I knew, even then, that these words would live forever in the history books, and I wanted to weep with frustration that I’d not been there to hear them. Fortunately, I had Max to comfort me, and he asked, “Why not bask in the satisfaction of knowing those words might never have been spoken but for you?”

* * *

Parties. Social calls. Afternoon teas. I made certain Furlaud met everyone who was anyone. The Chapmans remembered him fondly as the French officer who had helped facilitate their visit with Victor. My society friends received him warmly because Allied officers were especially praised. When he walked the streets in uniform, complete strangers approached, offering encouragement. After a few weeks, I jested, “You’re such a celebrity, I dare not be seen with you in public.”

But he knew the real reason I must be at least a little circumspect about our appearances together. This was not France, after all. An open love affair was still a scandal in New York City. “Why don’t we go somewhere else? Your boys want to see Fort Ticonderoga. We can make a weekend of it.”

On a warm summer day, Max pulled up in a brand-new Ford Model T touring car, and my children piled in the backseat for a leisurely drive. They showed off their Lafayette buttons, and Max indulged them with the greatest patience. Later, when my little rogues played on the battlements, he said, “I really do think they’re wonderful children.”

I stretched on the picnic blanket. “I like to think so. Though I suppose every mother does.”

Max stretched his legs next to mine. “You’ve brought them up to be interested in the world.”
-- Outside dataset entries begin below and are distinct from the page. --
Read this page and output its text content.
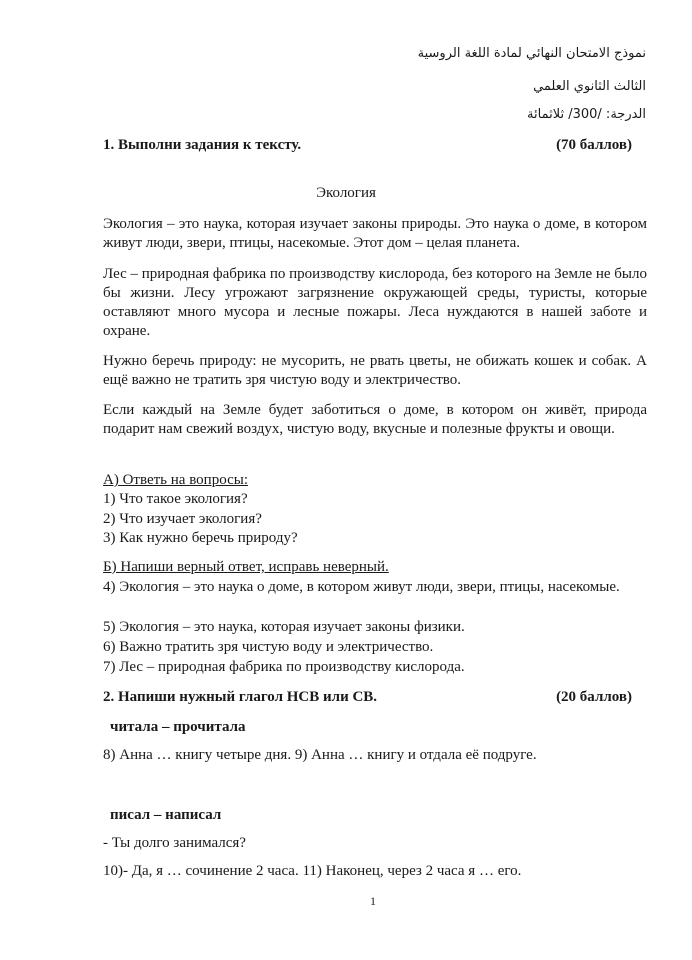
نموذج الامتحان النهائي لمادة اللغة الروسية
الثالث الثانوي العلمي
الدرجة: /300/ ثلاثمائة
1. Выполни задания к тексту.	(70 баллов)
Экология
Экология – это наука, которая изучает законы природы. Это наука о доме, в котором живут люди, звери, птицы, насекомые. Этот дом – целая планета.
Лес – природная фабрика по производству кислорода, без которого на Земле не было бы жизни. Лесу угрожают загрязнение окружающей среды, туристы, которые оставляют много мусора и лесные пожары. Леса нуждаются в нашей заботе и охране.
Нужно беречь природу: не мусорить, не рвать цветы, не обижать кошек и собак. А ещё важно не тратить зря чистую воду и электричество.
Если каждый на Земле будет заботиться о доме, в котором он живёт, природа подарит нам свежий воздух, чистую воду, вкусные и полезные фрукты и овощи.
А) Ответь на вопросы:
1) Что такое экология?
2) Что изучает экология?
3) Как нужно беречь природу?
Б) Напиши верный ответ, исправь неверный.
4) Экология – это наука о доме, в котором живут люди, звери, птицы, насекомые.
5) Экология – это наука, которая изучает законы физики.
6) Важно тратить зря чистую воду и электричество.
7) Лес – природная фабрика по производству кислорода.
2. Напиши нужный глагол НСВ или СВ.	(20 баллов)
читала – прочитала
8) Анна … книгу четыре дня. 9) Анна … книгу и отдала её подруге.
писал – написал
- Ты долго занимался?
10)- Да, я … сочинение 2 часа. 11) Наконец, через 2 часа я … его.
1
I was risking my place in that world to be with him, but I didn’t want to care. I didn’t want to care about anything but the way I felt when we were together. “I think it’s a good thing for children to have a mother who is interested in something other than tatting and tangoing. How can a mother influence her children in good things if she doesn’t know them?”

Max nodded. “But you’ve also instilled them with character.”
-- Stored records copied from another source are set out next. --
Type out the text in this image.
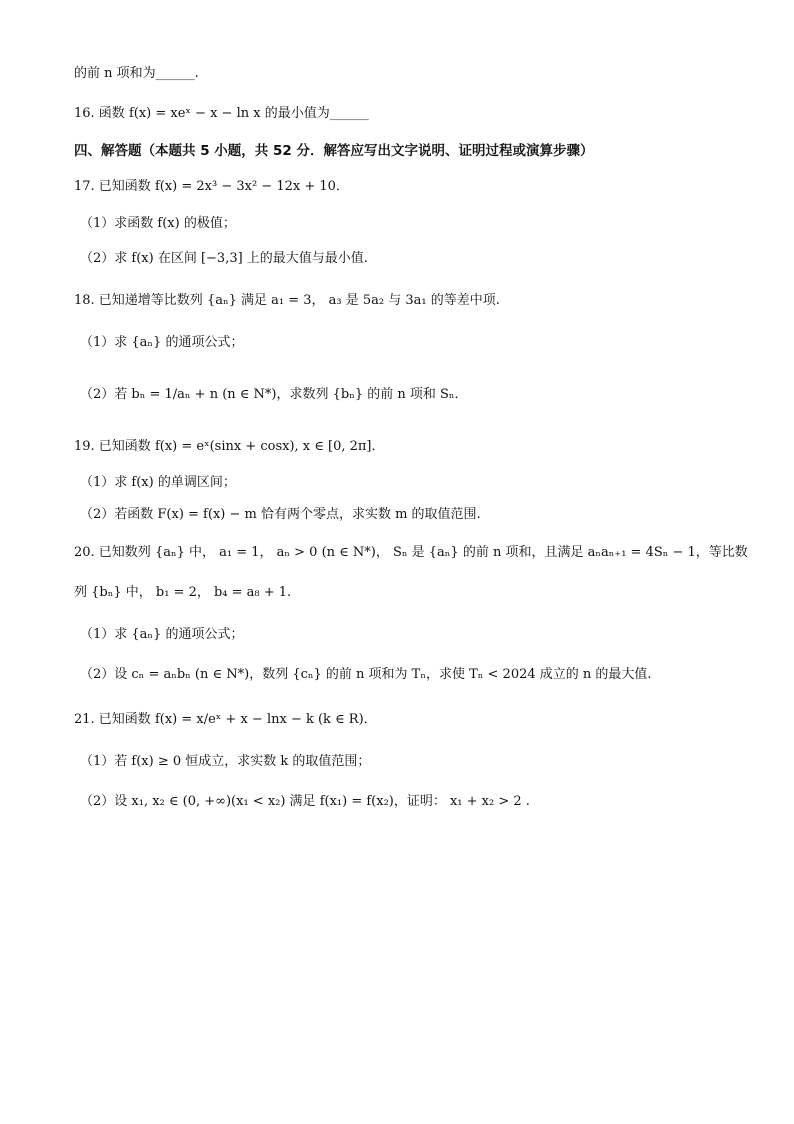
的前 n 项和为______.
16. 函数 f(x) = xeˣ − x − ln x 的最小值为______
四、解答题（本题共 5 小题，共 52 分．解答应写出文字说明、证明过程或演算步骤）
17. 已知函数 f(x) = 2x³ − 3x² − 12x + 10．
（1）求函数 f(x) 的极值；
（2）求 f(x) 在区间 [−3,3] 上的最大值与最小值.
18. 已知递增等比数列 {aₙ} 满足 a₁ = 3， a₃ 是 5a₂ 与 3a₁ 的等差中项.
（1）求 {aₙ} 的通项公式；
（2）若 bₙ = 1/aₙ + n (n ∈ N*)，求数列 {bₙ} 的前 n 项和 Sₙ．
19. 已知函数 f(x) = eˣ(sinx + cosx), x ∈ [0, 2π]．
（1）求 f(x) 的单调区间；
（2）若函数 F(x) = f(x) − m 恰有两个零点，求实数 m 的取值范围.
20. 已知数列 {aₙ} 中， a₁ = 1， aₙ > 0 (n ∈ N*)， Sₙ 是 {aₙ} 的前 n 项和，且满足 aₙaₙ₊₁ = 4Sₙ − 1，等比数
列 {bₙ} 中， b₁ = 2， b₄ = a₈ + 1.
（1）求 {aₙ} 的通项公式；
（2）设 cₙ = aₙbₙ (n ∈ N*)，数列 {cₙ} 的前 n 项和为 Tₙ，求使 Tₙ < 2024 成立的 n 的最大值.
21. 已知函数 f(x) = x/eˣ + x − lnx − k (k ∈ R)．
（1）若 f(x) ≥ 0 恒成立，求实数 k 的取值范围；
（2）设 x₁, x₂ ∈ (0, +∞)(x₁ < x₂) 满足 f(x₁) = f(x₂)，证明： x₁ + x₂ > 2 .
I liked that he spoke of my boys’ knowledge and character, rather than looking for deficiencies. He said nothing of Billy’s stammer, nor Ashley’s rambunctious nature.

“You’re a good mother, Beatrice.” He plucked at a blade of grass. “In my youth, all I wanted was to escape family expectation. There would be time enough for children later, I thought.” His blue eyes glistened with intense feeling. “Now, here I am, a man of nearly forty, in love for the first time.”

I startled. No, that couldn’t be true. “For the first time?”

He nodded. “Whatever I thought was love before you, was nothing.”

Oh, be still my heart. I wished I could tell him that he was the first man I ever loved, but that would be a lie. Instead I said, “I’m deeply honored. I love you too. I love your generosity, your pertinacity and charming personality. I love that you’re so calm and steady.”

He squeezed my hand. “With you, my darling girl, I could be happy to buy the first little white house I saw—like that one there, over the bluff—and devote myself to you and make your family mine.”

Make your family mine . . .

It was too soon to make such plans, but he was so earnest, so tender, so loving . . . and I could not discourage a soldier from the dreams that might comfort him at the front. “And what would we do there in that sleepy little house?”

“Put a few logs in the grate, read stories to the children, sleep in a feather bed, safe and sound. I could build you a trellis for your garden or shelves for your kitchen pantry, and you could cook me a cassoulet like my grand-mère’s.”

I laughed, amused by this portrait in which I decidedly did not fit. “I don’t cook; I have people for that.”

“And I don’t know any carpentry. For you, I’d learn.”

“Why, I had no idea you were so enterprising . . .”

But just as I worried that in such future plans as these, I would feel like a firefly imprisoned in a mason jar, he stood, then pulled me to my feet, guiding me to the automobile. “This is yours, you know. I bought it for you.”